Single cell transcriptomics and functional assays revealed that DOX disrupts both stromal and vascular compartment of the BM niche. MSCs displayed reduced ex vivo colony forming capacity and impaired in vivo differentiation towards osteoblasts and adipocytes, leading to the accumulation of undifferentiated, dysfunctional MSCs 20w post-treatment. Consequently, DOX-treated mice showed pronounced trabecular loss, decreased skeletal mechanical strength and delayed fracture healing-features that align with bone complications observed in leukemia patients. In parallel, DOX led to depletion of arteriolar vessels and pericytes, which are essential for maintaining HSC quiescence and niche integrity. Collectively, these results indicate that DOX induced persistent remodeling of the BM microenvironment extends far beyond the treatment window.

Singel cell transcriptomic analyses revealed sustained activation of inflammatory responses in MSCs and ECs 8w following DOX treatment, promoting investigation into the source of inflammation. Multiplex cytokine assays revealed increased interferon gamma (IFNγ) level in BM supernatant, but not serum, implicating localized inflammation. Flow cytometry analysis showed a significant increase in CD8+ T cell and an expansion of effector memory CD8+ T cells. Moreover, elevated IFNγ production was observed in CD8⁺ T cells from DOX-treated mice upon stimulation, indicating prior activation and increased effector function following DOX exposure. Notably, genetic ablation of IFNγ receptor or IFNγ blockade rescued DOX-induced vascular defects and restored MSC adipogenic differentiation. DOX-mediated bone loss was also partially mitigated in mice lacking IFNγ receptor. These results highlighted IFNγ signaling as a central driver of DOX-mediated niche dysfunction.
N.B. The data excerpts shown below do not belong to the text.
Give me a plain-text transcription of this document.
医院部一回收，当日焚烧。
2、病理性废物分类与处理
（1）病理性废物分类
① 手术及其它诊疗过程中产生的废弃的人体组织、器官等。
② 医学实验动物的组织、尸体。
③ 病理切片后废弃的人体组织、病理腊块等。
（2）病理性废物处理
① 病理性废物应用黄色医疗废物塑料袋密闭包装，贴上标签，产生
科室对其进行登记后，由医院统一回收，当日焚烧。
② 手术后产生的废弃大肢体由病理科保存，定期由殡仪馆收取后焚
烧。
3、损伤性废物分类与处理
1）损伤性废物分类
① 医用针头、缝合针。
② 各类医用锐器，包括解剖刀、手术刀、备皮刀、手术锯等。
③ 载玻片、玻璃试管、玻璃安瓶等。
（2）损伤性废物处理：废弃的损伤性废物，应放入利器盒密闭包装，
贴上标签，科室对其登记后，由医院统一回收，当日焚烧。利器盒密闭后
Together, our data showed that DOX dismantles the cellular architecture of the HSC-supportive niche, replacing it with a chronically inflamed, structurally disordered environment. This dysfunctional niche compromises HSC maintenance, impairs skeletal integrity, and may underlie persistent hematopoietic deficits in cancer survivors. Targeting inflammatory mediators, such as IFNγ, presents a promising therapeutic strategy to preserve niche function, support tissue regeneration, and improve long-term outcomes following chemotherapy.